Posted on Wed, Jun 15, 2016
10 Tips for Delivering Better Presentations

By Sabrina Griffin, RN, BSN, CEN

We’ve all sat through a rambling, incoherent presentation that lacked focus and didn’t keep listeners’ attention. The key to getting – and keeping – your audience riveted is simple: Preparation.

For a short presentation that part of a longer meeting, Dale Carnegie knew best. The 90-second “elevator pitch” is an essential communication tool.

The standard format for a 90-second presentation includes:

  • Introduce yourself - Even though “everyone knows you,” unless you are meeting with this same group every day, they have all slept since your last meeting, and it’s nice not to keep people guessing. It’s especially valuable for phone conferences. Voices are not as recognizable as faces.
  • Key Message - Complete this sentence: I wanted to bring to everyone’s attention that <fill in the blank>.
  • Action - Explain the actionable part of the message.
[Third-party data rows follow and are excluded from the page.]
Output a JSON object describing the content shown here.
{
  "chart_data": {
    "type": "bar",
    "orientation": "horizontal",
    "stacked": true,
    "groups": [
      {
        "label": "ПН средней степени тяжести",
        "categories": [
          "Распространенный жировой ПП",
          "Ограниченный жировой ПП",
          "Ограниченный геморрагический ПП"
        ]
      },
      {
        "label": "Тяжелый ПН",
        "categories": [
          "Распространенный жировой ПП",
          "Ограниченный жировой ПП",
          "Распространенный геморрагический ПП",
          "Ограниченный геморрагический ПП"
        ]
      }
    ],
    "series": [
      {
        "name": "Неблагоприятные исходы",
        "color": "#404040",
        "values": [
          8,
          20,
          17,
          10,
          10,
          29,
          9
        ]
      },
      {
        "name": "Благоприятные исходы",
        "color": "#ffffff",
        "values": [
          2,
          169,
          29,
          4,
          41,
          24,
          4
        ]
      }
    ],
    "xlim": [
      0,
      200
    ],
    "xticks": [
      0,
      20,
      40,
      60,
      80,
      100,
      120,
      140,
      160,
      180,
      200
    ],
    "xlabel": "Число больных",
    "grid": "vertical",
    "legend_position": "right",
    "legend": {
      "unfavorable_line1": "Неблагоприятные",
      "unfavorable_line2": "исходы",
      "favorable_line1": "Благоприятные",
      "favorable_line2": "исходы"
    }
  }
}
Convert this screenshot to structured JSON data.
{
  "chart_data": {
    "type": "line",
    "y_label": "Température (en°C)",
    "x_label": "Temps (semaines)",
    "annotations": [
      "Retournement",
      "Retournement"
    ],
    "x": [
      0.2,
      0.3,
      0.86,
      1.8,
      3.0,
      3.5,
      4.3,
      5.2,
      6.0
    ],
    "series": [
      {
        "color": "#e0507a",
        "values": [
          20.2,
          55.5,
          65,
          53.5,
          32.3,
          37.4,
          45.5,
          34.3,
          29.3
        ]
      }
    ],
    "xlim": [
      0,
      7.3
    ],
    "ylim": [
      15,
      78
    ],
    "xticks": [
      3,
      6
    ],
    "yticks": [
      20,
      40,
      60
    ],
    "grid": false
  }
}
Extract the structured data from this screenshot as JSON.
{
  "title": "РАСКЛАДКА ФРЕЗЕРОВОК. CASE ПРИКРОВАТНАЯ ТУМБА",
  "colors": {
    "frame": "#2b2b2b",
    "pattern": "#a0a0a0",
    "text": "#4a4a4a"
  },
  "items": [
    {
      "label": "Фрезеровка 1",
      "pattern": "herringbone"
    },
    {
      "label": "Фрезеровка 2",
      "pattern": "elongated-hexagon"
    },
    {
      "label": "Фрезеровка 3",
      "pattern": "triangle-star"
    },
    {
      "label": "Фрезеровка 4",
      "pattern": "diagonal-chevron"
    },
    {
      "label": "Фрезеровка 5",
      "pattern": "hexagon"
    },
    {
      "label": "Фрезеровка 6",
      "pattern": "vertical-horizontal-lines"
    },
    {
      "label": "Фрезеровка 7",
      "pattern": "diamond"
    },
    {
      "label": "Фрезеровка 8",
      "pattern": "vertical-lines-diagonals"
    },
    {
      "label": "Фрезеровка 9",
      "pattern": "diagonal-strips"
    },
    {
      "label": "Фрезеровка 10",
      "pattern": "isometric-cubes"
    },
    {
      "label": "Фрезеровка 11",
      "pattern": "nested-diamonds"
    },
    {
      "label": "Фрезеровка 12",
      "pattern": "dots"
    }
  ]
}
Phrases to use may include: “Here’s how we resolved it…,” “The following change is in process/being considered,” “This project is scheduled to launch…,” “We are looking for help on the solution. If you have any ideas, could we set some time to talk about them?”
  • Identify the take-away – “If you leave with nothing else from my presentation today, just know this…” or “What’s really crucial for you to understand is …”
  • Thank you and summary – “Thank you for your interest in my <repeat key message point>.”
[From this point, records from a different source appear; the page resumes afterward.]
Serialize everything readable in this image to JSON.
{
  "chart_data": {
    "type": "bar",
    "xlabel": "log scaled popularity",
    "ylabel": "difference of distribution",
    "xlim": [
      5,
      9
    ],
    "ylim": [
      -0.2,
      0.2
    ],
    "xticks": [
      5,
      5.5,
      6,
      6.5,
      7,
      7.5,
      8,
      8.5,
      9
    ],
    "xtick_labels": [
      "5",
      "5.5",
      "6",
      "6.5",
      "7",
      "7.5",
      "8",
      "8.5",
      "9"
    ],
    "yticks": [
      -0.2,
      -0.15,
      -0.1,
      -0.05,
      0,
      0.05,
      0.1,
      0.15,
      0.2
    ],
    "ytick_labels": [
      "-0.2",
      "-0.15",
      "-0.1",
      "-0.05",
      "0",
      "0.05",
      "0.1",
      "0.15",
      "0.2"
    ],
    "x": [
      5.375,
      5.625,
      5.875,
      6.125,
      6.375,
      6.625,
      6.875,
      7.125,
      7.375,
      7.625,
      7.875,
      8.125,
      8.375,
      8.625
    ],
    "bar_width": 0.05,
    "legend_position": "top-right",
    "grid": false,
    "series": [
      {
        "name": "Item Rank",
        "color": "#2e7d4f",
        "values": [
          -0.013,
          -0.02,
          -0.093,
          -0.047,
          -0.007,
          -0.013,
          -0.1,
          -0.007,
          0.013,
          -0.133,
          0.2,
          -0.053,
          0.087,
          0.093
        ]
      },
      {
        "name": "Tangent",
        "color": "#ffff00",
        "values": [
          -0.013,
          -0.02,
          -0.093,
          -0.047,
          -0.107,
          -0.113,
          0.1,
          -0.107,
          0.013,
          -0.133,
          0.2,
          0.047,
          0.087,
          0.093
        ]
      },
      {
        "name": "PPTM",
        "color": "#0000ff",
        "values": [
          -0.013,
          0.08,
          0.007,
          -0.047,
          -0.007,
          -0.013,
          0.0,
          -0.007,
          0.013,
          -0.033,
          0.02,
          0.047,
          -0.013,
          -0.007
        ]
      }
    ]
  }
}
For longer presentations or to refine your elevator pitch, here are a few other quick tips for adding polish:
  • Assume your audience will be interested. Don’t assume they already know what you are sharing.
  • Connect with each person, but limit the sidebar conversations. Let this presentation be for everyone.
  • Speak slowly and clearly… and don’t use jargon. Although people may work in your same office, they may not know your acronyms.
  • Be a storyteller. People have learned from parables for thousands of years. Sharing a message through the use of a chart, a sample or some other visual can paint a picture in the mind of the listener and improve the understanding of the message.
  • Use visuals. Remember the wonder of “show and tell?” Although we are no longer six years old, we are still by nature visual learners. If you can bring something to show online (or email something in advance), you can get the benefit of the extra thousand words a picture paints.

With some preparation, descriptive language and “show and tell” visuals, you’ll be able to get your point across and keep your colleagues captivated.

Sabrina Griffin

Sabrina Griffin, RN, BSN, CEN, is the Divisional Director of Clinical Services in EmCare’s Alliance Group.